The European Parliament’s Environment Committee voted to back the European Commission’s decision to suspend the European Union Emissions Trading Scheme (EU ETS) for flights into and out of Europe for one year.
Lawmakers made clear, however, that the suspension—intended to give breathing room for the negotiation of a global solution on aviation carbon dioxide (CO2) emissions through ICAO—will be lifted at the end of 2013 if serious progress has not been achieved on the international front.
The proposal backed Tuesday by the EU parliamentary committee stated that prolonging the exemption for flights to/from EU airports beyond this year would “cause significant distortion of competition and would not be environmentally ambitious enough … Not any result [at the ICAO Assembly in September] can be seen as a satisfactory result.”
It added that the “EU should not accept a situation” in which it is asked to continue to exempt certain flights from the EU ETS beyond 2013 if “only a potential agreement under ICAO” is put forward.
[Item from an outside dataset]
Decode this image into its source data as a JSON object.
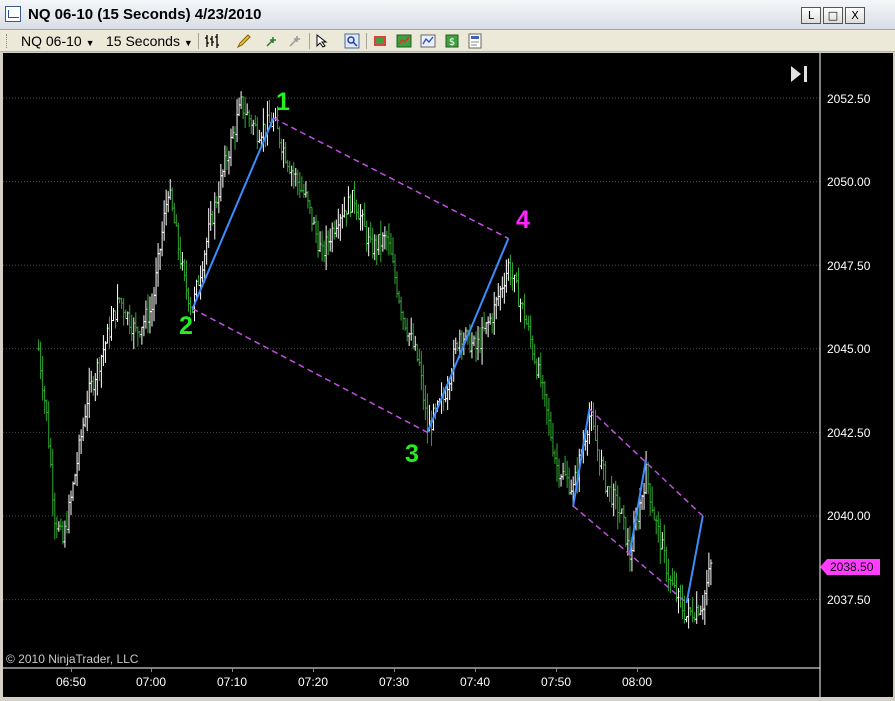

The committee stated that the one-year suspension makes “unambiguously clear that it is not the EU which stands in the way of an international agreement.” It said that if a compromise remains elusive at ICAO this year, it means non-EU countries “are not really committed” to curbing aircraft CO2 emissions.
“On the other hand, if ICAO comes to an agreement this would be the preferred option for everybody including the European Union,” the committee said.
Speaking Tuesday in Hong Kong, IATA director general and CEO Tony Tyler said that with the EU ETS “roadblock removed we are well positioned for a breakthrough” at ICAO. Tyler noted that ICAO has identified three potential options for an agreement on aviation emissions: carbon offsetting, carbon offsetting with a revenue-generating component and a full global emissions trading scheme.
“Offsetting appears to be the simplest to implement,” he said. “But, for any of the options, the devil will be in the details of implementation. We will be vigorous in reminding governments that aviation is a very competitive industry. Last year, the industry generated a net profit margin of just 1%. So it is critical that governments agree to a system that preserves fair competition. With razor thin margins, the consequences of even a small skewing of the competitive playing field could be severe.”